We're not flexing our Medical Geek cred, but really, what's passes as a first aid kit for sale in the local store is quite silly in a major earthquake scenario. Different sized Band-aids, are you kidding me?
Don't get us wrong, we would never discourage having one. They're great for little kitchen mishaps, and the labeling does make them easier to find. But for a real First Aid kit, good for a real earthquake, it's super easy to pull a few things together and be ready for real. BTW, if there's a teenager in the house, maybe show them this post.

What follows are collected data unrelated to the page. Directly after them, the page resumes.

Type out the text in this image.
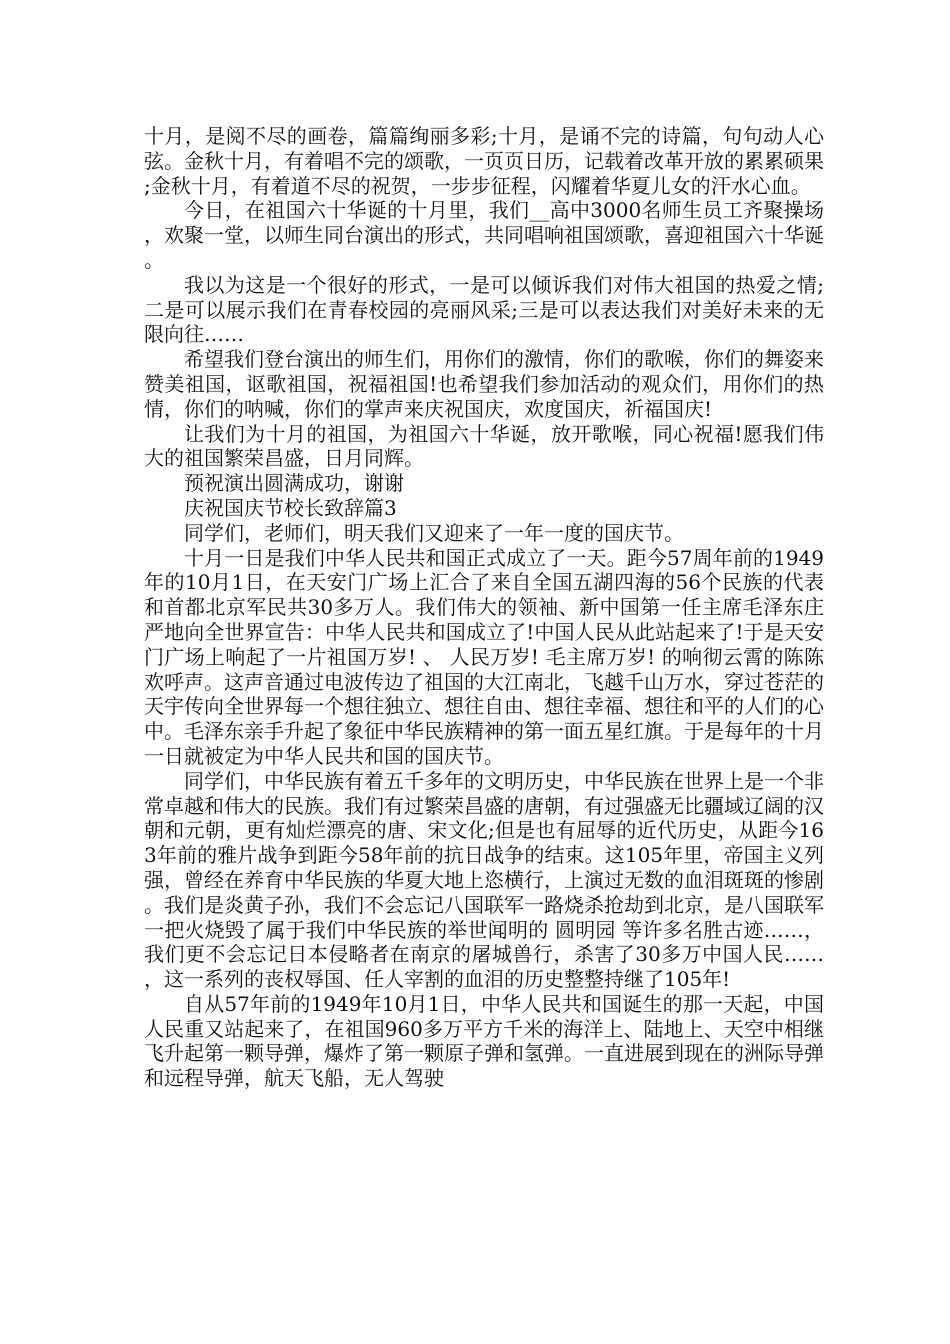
十月，是阅不尽的画卷，篇篇绚丽多彩;十月，是诵不完的诗篇，句句动人心弦。金秋十月，有着唱不完的颂歌，一页页日历，记载着改革开放的累累硕果;金秋十月，有着道不尽的祝贺，一步步征程，闪耀着华夏儿女的汗水心血。

今日，在祖国六十华诞的十月里，我们__高中3000名师生员工齐聚操场，欢聚一堂，以师生同台演出的形式，共同唱响祖国颂歌，喜迎祖国六十华诞。

我以为这是一个很好的形式，一是可以倾诉我们对伟大祖国的热爱之情;二是可以展示我们在青春校园的亮丽风采;三是可以表达我们对美好未来的无限向往……

希望我们登台演出的师生们，用你们的激情，你们的歌喉，你们的舞姿来赞美祖国，讴歌祖国，祝福祖国!也希望我们参加活动的观众们，用你们的热情，你们的呐喊，你们的掌声来庆祝国庆，欢度国庆，祈福国庆!

让我们为十月的祖国，为祖国六十华诞，放开歌喉，同心祝福!愿我们伟大的祖国繁荣昌盛，日月同辉。

预祝演出圆满成功，谢谢

庆祝国庆节校长致辞篇3

同学们，老师们，明天我们又迎来了一年一度的国庆节。

十月一日是我们中华人民共和国正式成立了一天。距今57周年前的1949年的10月1日，在天安门广场上汇合了来自全国五湖四海的56个民族的代表和首都北京军民共30多万人。我们伟大的领袖、新中国第一任主席毛泽东庄严地向全世界宣告：中华人民共和国成立了!中国人民从此站起来了!于是天安门广场上响起了一片祖国万岁! 、 人民万岁! 毛主席万岁! 的响彻云霄的陈陈欢呼声。这声音通过电波传边了祖国的大江南北，飞越千山万水，穿过苍茫的天宇传向全世界每一个想往独立、想往自由、想往幸福、想往和平的人们的心中。毛泽东亲手升起了象征中华民族精神的第一面五星红旗。于是每年的十月一日就被定为中华人民共和国的国庆节。

同学们，中华民族有着五千多年的文明历史，中华民族在世界上是一个非常卓越和伟大的民族。我们有过繁荣昌盛的唐朝，有过强盛无比疆域辽阔的汉朝和元朝，更有灿烂漂亮的唐、宋文化;但是也有屈辱的近代历史，从距今163年前的雅片战争到距今58年前的抗日战争的结束。这105年里，帝国主义列强，曾经在养育中华民族的华夏大地上恣横行，上演过无数的血泪斑斑的惨剧。我们是炎黄子孙，我们不会忘记八国联军一路烧杀抢劫到北京，是八国联军一把火烧毁了属于我们中华民族的举世闻明的 圆明园 等许多名胜古迹……，我们更不会忘记日本侵略者在南京的屠城兽行，杀害了30多万中国人民……，这一系列的丧权辱国、任人宰割的血泪的历史整整持继了105年!

自从57年前的1949年10月1日，中华人民共和国诞生的那一天起，中国人民重又站起来了，在祖国960多万平方千米的海洋上、陆地上、天空中相继飞升起第一颗导弹，爆炸了第一颗原子弹和氢弹。一直进展到现在的洲际导弹和远程导弹，航天飞船，无人驾驶
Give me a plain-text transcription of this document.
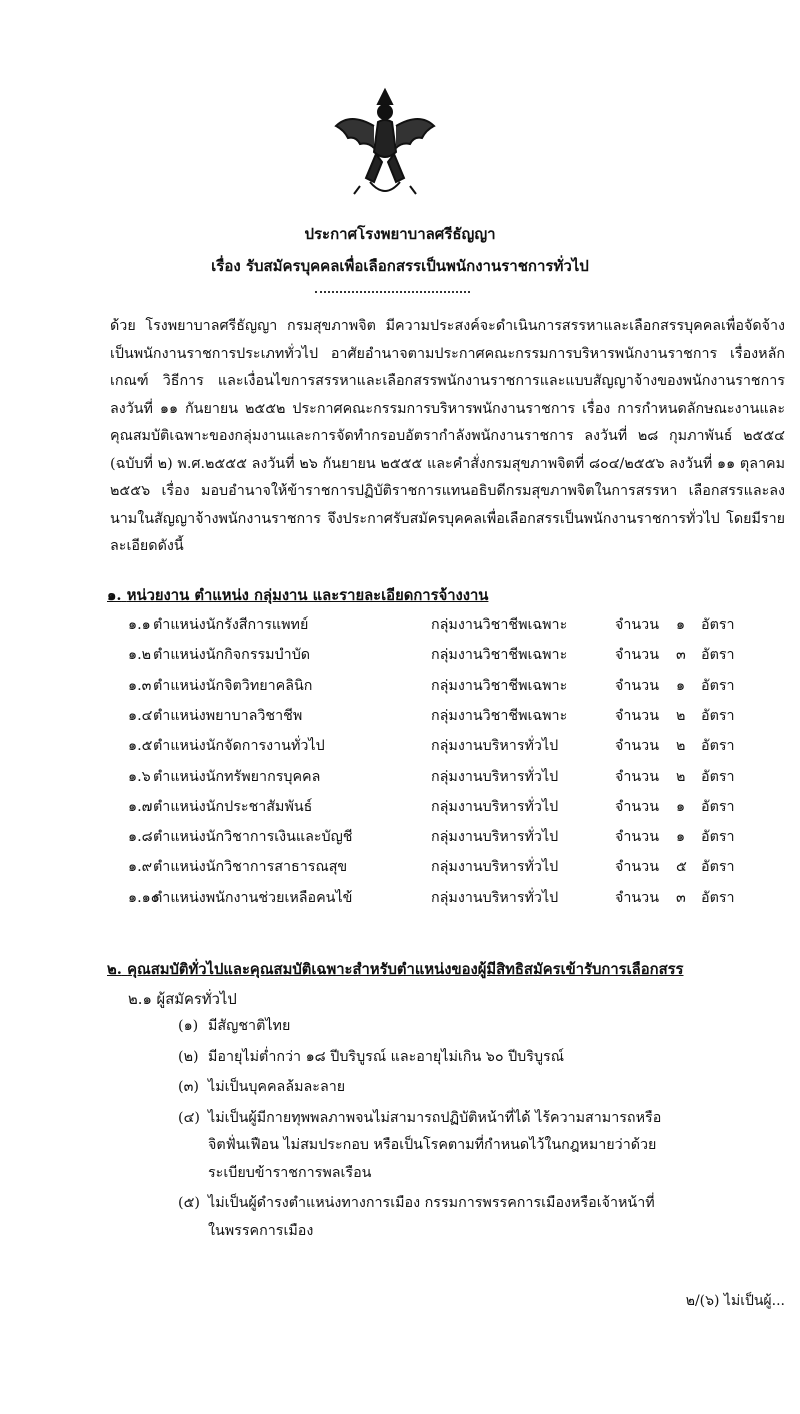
ประกาศโรงพยาบาลศรีธัญญา
เรื่อง รับสมัครบุคคลเพื่อเลือกสรรเป็นพนักงานราชการทั่วไป

ด้วย โรงพยาบาลศรีธัญญา กรมสุขภาพจิต มีความประสงค์จะดำเนินการสรรหาและเลือกสรรบุคคลเพื่อจัดจ้างเป็นพนักงานราชการประเภททั่วไป อาศัยอำนาจตามประกาศคณะกรรมการบริหารพนักงานราชการ เรื่องหลักเกณฑ์ วิธีการ และเงื่อนไขการสรรหาและเลือกสรรพนักงานราชการและแบบสัญญาจ้างของพนักงานราชการ ลงวันที่ ๑๑ กันยายน ๒๕๕๒ ประกาศคณะกรรมการบริหารพนักงานราชการ เรื่อง การกำหนดลักษณะงานและคุณสมบัติเฉพาะของกลุ่มงานและการจัดทำกรอบอัตรากำลังพนักงานราชการ ลงวันที่ ๒๘ กุมภาพันธ์ ๒๕๕๔ (ฉบับที่ ๒) พ.ศ.๒๕๕๕ ลงวันที่ ๒๖ กันยายน ๒๕๕๕ และคำสั่งกรมสุขภาพจิตที่ ๘๐๔/๒๕๕๖ ลงวันที่ ๑๑ ตุลาคม ๒๕๕๖ เรื่อง มอบอำนาจให้ข้าราชการปฏิบัติราชการแทนอธิบดีกรมสุขภาพจิตในการสรรหา เลือกสรรและลงนามในสัญญาจ้างพนักงานราชการ จึงประกาศรับสมัครบุคคลเพื่อเลือกสรรเป็นพนักงานราชการทั่วไป โดยมีรายละเอียดดังนี้

๑. หน่วยงาน ตำแหน่ง กลุ่มงาน และรายละเอียดการจ้างงาน
๑.๑ ตำแหน่งนักรังสีการแพทย์	กลุ่มงานวิชาชีพเฉพาะ	จำนวน ๑ อัตรา
๑.๒ ตำแหน่งนักกิจกรรมบำบัด	กลุ่มงานวิชาชีพเฉพาะ	จำนวน ๓ อัตรา
๑.๓ ตำแหน่งนักจิตวิทยาคลินิก	กลุ่มงานวิชาชีพเฉพาะ	จำนวน ๑ อัตรา
๑.๔ ตำแหน่งพยาบาลวิชาชีพ	กลุ่มงานวิชาชีพเฉพาะ	จำนวน ๒ อัตรา
๑.๕ ตำแหน่งนักจัดการงานทั่วไป	กลุ่มงานบริหารทั่วไป	จำนวน ๒ อัตรา
๑.๖ ตำแหน่งนักทรัพยากรบุคคล	กลุ่มงานบริหารทั่วไป	จำนวน ๒ อัตรา
๑.๗ ตำแหน่งนักประชาสัมพันธ์	กลุ่มงานบริหารทั่วไป	จำนวน ๑ อัตรา
๑.๘ ตำแหน่งนักวิชาการเงินและบัญชี	กลุ่มงานบริหารทั่วไป	จำนวน ๑ อัตรา
๑.๙ ตำแหน่งนักวิชาการสาธารณสุข	กลุ่มงานบริหารทั่วไป	จำนวน ๕ อัตรา
๑.๑๐
ตำแหน่งพนักงานช่วยเหลือคนไข้	กลุ่มงานบริหารทั่วไป	จำนวน ๓ อัตรา
๒. คุณสมบัติทั่วไปและคุณสมบัติเฉพาะสำหรับตำแหน่งของผู้มีสิทธิสมัครเข้ารับการเลือกสรร
๒.๑ ผู้สมัครทั่วไป
(๑) มีสัญชาติไทย
(๒) มีอายุไม่ต่ำกว่า ๑๘ ปีบริบูรณ์ และอายุไม่เกิน ๖๐ ปีบริบูรณ์
(๓) ไม่เป็นบุคคลล้มละลาย
(๔) ไม่เป็นผู้มีกายทุพพลภาพจนไม่สามารถปฏิบัติหน้าที่ได้ ไร้ความสามารถหรือ
จิตฟั่นเฟือน ไม่สมประกอบ หรือเป็นโรคตามที่กำหนดไว้ในกฎหมายว่าด้วย
ระเบียบข้าราชการพลเรือน
(๕) ไม่เป็นผู้ดำรงตำแหน่งทางการเมือง กรรมการพรรคการเมืองหรือเจ้าหน้าที่
ในพรรคการเมือง
๒/(๖) ไม่เป็นผู้...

Then, let them show you how it's done.
First you need a container: for a regular household kit, a tackle box comes with nifty little compartments plus a really helpful handle; but for a simple earthquake kit a gallon-sized zip lock will work. Or keep it in a knapsack in a handy location, with the rest of your earthquake supplies.
Second, you need the first aid items themselves. The main principle is to have items that are designed to work for different things and different scenarios. For example, disinfectant pads are good, but disinfecting liquid can cover the same smaller scenario, or larger wounds. Gauze and tape can become a bandage for larger injuries, or small. A cohesive bandage can wrap a wrist, or couple with gauze and tape to add pressure to a bigger situation. Tongue depressors can double as little splints. Eye irrigating solution can flush an eye, or flush out a wound before you apply disinfectant. You get the picture.
So we have a quick list of 15 items for a Real First Aid kit:
- surgical gloves
- an assortment of band-aids
- gauze and cotton squares, and rolls
- cloth bandage tape
- antibiotic ointment (avoid "triple")
- tongue depressors (6 or so)
- burn/wound dressing
- straight mosquito forceps (5")
- bandage scissors (4.5")
- hand sanitizing lotion (4oz)
- eye irrigating solution (4oz)
- Povidone-iodine, or chlorhexidine gluconate first aid antiseptic solution (3oz)
- digital thermometer, with batteries
- lubricant and covers to go with the digital thermometer
- flexible cohesive bandage (that sticks to itself, 3"x2.2yards)
If you get these 15 items, you have a real bona fide emergency kit, good for basic first aid for you and your pet. Put these in a gallon zip lock to keep it dry, and again with the "cool, dry, accessible" reminder for your earthquake kit location. You may want to increase your stock and bandage supplies, as your budget allows, in order to take care of more family and friends.
You should be able to find these items at the local Pharmaca, Wallgreens or your favorite Pharmacy. We found everything on the list in local stores, except maybe forceps and bandage scissors which we carry. For forceps, we like Halstead. For Bandage Scissors we like Lister.
We order these hospital supplies in bulk and are happy to build a kit packaged in zip lock bags for our clients upon request. Nothing fancy, but high quality items you might not be able to find from a reliable source otherwise. We can assemble a "Zip lock" first-aid kit with the above items at our cost for $75. If you would like us to build one for you, please just let us know.
That said, it's quite easy to put a real first aid kit together. It's really important, when the hospitals are likely to be overrun, to do as much as we can on our own, and we should be able to take care of something more than your little day-to-day ooowie. This kit is pretty versatile. It's definitely a no-joke first aid kit of which you can feel proud and prepared.
Note: this blog post was updated July 2019 to reflect current kit costs.